A crowd of hostile riders had now collected forty or fifty yards to his left. Churchill thought he saw indistinctly a couple of brown Lancer uniforms in the turmoil. For that matter, he had straggled from his own troops. Congenital idiot! he cursed himself. What business had he to loiter in the midst of the enemy like this? At last he found his own detachment assembled two hundred yards away. The dervishes were in wild flight. Only one had remained behind. Suddenly he sprang up before the lieutenant, close enough to touch him. The Lancers were so bewildered by this unexpected sight that they clapped spurs to their horses. There was utter confusion. The Arab fell upon Churchill.
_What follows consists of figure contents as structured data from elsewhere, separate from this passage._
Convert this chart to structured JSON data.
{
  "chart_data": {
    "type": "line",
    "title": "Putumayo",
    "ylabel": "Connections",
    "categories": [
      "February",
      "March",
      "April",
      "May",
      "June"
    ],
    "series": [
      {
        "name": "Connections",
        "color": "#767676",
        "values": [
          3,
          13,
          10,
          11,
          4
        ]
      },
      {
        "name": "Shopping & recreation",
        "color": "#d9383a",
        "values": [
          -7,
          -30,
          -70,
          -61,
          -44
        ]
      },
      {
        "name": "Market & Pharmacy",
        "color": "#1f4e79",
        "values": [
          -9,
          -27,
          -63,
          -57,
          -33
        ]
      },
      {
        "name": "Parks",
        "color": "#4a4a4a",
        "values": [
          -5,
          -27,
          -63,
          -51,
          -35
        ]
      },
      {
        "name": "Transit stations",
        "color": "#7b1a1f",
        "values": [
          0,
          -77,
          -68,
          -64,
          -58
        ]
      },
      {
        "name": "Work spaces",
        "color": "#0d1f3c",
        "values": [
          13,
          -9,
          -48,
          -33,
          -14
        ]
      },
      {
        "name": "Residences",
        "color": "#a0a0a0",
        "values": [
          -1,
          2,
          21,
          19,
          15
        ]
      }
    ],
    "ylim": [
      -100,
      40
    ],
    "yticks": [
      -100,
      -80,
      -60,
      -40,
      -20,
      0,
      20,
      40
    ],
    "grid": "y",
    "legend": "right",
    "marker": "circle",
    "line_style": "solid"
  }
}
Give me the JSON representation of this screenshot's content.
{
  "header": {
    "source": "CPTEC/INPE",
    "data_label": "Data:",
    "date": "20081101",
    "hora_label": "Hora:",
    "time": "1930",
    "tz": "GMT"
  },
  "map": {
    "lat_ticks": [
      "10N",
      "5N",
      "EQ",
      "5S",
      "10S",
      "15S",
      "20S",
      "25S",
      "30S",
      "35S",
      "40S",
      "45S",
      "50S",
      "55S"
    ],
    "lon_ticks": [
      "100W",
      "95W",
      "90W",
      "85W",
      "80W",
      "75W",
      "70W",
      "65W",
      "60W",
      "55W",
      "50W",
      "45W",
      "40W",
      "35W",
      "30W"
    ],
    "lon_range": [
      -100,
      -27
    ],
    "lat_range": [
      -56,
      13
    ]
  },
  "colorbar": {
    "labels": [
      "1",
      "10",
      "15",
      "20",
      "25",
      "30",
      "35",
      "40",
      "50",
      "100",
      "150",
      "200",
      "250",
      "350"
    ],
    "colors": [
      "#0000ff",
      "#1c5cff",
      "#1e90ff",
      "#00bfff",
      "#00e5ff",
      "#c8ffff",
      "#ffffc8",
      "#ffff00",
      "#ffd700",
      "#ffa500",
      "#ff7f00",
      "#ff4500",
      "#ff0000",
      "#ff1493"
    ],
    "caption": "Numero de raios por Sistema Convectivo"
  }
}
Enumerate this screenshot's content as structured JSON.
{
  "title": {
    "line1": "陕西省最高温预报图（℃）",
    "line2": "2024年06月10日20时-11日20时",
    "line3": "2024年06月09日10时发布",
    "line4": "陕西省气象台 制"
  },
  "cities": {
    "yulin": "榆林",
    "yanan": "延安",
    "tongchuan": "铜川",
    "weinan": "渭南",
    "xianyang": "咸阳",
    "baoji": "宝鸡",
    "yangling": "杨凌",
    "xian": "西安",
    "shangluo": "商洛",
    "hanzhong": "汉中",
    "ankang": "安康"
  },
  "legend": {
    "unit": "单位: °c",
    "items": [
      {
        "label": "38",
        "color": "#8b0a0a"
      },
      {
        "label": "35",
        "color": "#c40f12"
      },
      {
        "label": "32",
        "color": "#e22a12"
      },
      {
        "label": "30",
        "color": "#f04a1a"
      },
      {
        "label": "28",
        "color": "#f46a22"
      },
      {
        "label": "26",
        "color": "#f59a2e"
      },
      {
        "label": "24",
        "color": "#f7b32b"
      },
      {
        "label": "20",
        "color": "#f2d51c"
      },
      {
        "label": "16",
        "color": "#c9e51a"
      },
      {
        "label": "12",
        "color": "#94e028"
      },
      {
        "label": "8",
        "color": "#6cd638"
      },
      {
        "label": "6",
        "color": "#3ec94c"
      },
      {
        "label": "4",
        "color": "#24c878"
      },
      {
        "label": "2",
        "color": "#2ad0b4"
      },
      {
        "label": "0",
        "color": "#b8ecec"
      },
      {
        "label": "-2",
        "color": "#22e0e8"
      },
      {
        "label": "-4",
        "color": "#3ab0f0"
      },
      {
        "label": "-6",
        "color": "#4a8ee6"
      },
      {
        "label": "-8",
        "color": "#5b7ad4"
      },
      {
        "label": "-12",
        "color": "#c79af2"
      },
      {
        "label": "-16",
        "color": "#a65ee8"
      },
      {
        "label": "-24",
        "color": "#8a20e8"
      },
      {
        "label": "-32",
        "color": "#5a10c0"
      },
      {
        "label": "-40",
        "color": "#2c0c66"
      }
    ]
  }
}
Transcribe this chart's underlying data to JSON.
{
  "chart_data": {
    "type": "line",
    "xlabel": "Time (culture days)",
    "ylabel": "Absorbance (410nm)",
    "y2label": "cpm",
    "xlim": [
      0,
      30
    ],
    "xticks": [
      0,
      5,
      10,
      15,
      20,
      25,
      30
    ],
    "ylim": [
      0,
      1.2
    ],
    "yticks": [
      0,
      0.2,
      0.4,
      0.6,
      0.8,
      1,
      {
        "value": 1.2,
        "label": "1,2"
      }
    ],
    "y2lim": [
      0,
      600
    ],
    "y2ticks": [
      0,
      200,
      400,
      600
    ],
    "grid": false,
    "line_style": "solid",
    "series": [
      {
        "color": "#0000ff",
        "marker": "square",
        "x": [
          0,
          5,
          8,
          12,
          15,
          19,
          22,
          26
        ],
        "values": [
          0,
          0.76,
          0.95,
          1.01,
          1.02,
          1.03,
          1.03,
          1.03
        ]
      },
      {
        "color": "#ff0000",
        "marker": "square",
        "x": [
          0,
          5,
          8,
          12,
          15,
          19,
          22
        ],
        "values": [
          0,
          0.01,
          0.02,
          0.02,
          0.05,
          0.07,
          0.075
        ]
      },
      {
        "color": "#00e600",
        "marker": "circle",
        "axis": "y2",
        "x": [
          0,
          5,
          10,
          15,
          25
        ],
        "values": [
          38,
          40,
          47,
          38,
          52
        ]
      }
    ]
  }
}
How unpleasant, it flashed through the latter’s head, to keep killing men so close. It was not even a yard’s distance. Churchill fired. The Arab collapsed.

This small discomfort was soon overcome. “Did you enjoy yourself?” Churchill asked a sergeant.

After the triumph of Omdurman the Sirdar no longer needed the costly British cavalry. The 21st Lancers were sent home. Once again a war was over. But not for Churchill. He wrote his book about the Soudan campaign. And once again he sat in judgment upon the authorities. Once again he was the champion of the weak.

Why, he asked, was word allowed to circulate in the army that it was the Sirdar’s wish to take as few prisoners as possible? Why had Kitchener had the grave of the Mahdi, the Mohammedan shrine, razed by fire from the gunboats? The head of the Mahdi was carried off as a trophy, and his body thrown into the Nile. No doubt the general had had his military reasons. The destruction of their holy place, which they had to watch helplessly, probably made it plain to the Arabs that resistance was useless. But even then, in his formative years, Churchill thought more as a statesman than as a tactician. Great Britain was the greatest Mohammedan state in the world. It was insane to provoke the most sacred feelings of countless millions of subjects. Furthermore it was unchivalrous, and this was what outraged the young lieutenant most deeply. “I shall not hesitate to declare,” he wrote, “that to destroy what was holy and sacred with them was a wicked act, of which a true Christian, no less than a philosopher, must express his abhorrence.”

This was not pleasant reading for the colonels and generals. They felt that this young officer was somehow not one of them. It was only later that he could prove how very much he was one of them. For the moment, as so often, despite all the recognition that fell to his lot he created a rather unfortunate impression. It was not cricket.

Was he to struggle with this profession all his life? Why, after all? There were no more expeditions left. He could never live on his pay as an officer. Nor did he want to use his mother any more. After all, he was already twenty-four. It was high time that he should take his place in the world. The two books he had published and the articles for the Daily Telegraph had cost him little trouble, and brought him in five times as much as three years’ hard service in the Queen’s uniform. The letters about Omdurman that he wrote in the Morning Post, though unsigned, brought him a fortune of three hundred pounds.

He would become a journalist. The Allahabad Pioneer had already made him a splendid offer: three pounds a week for a London letter.

Though, of course, there was still the polo tournament in India. That he must be in. He could not leave his old regiment in the lurch. Out of loyalty he went back to India for a few months more. But then he laid aside the red coat. He had had enough. War? Never again.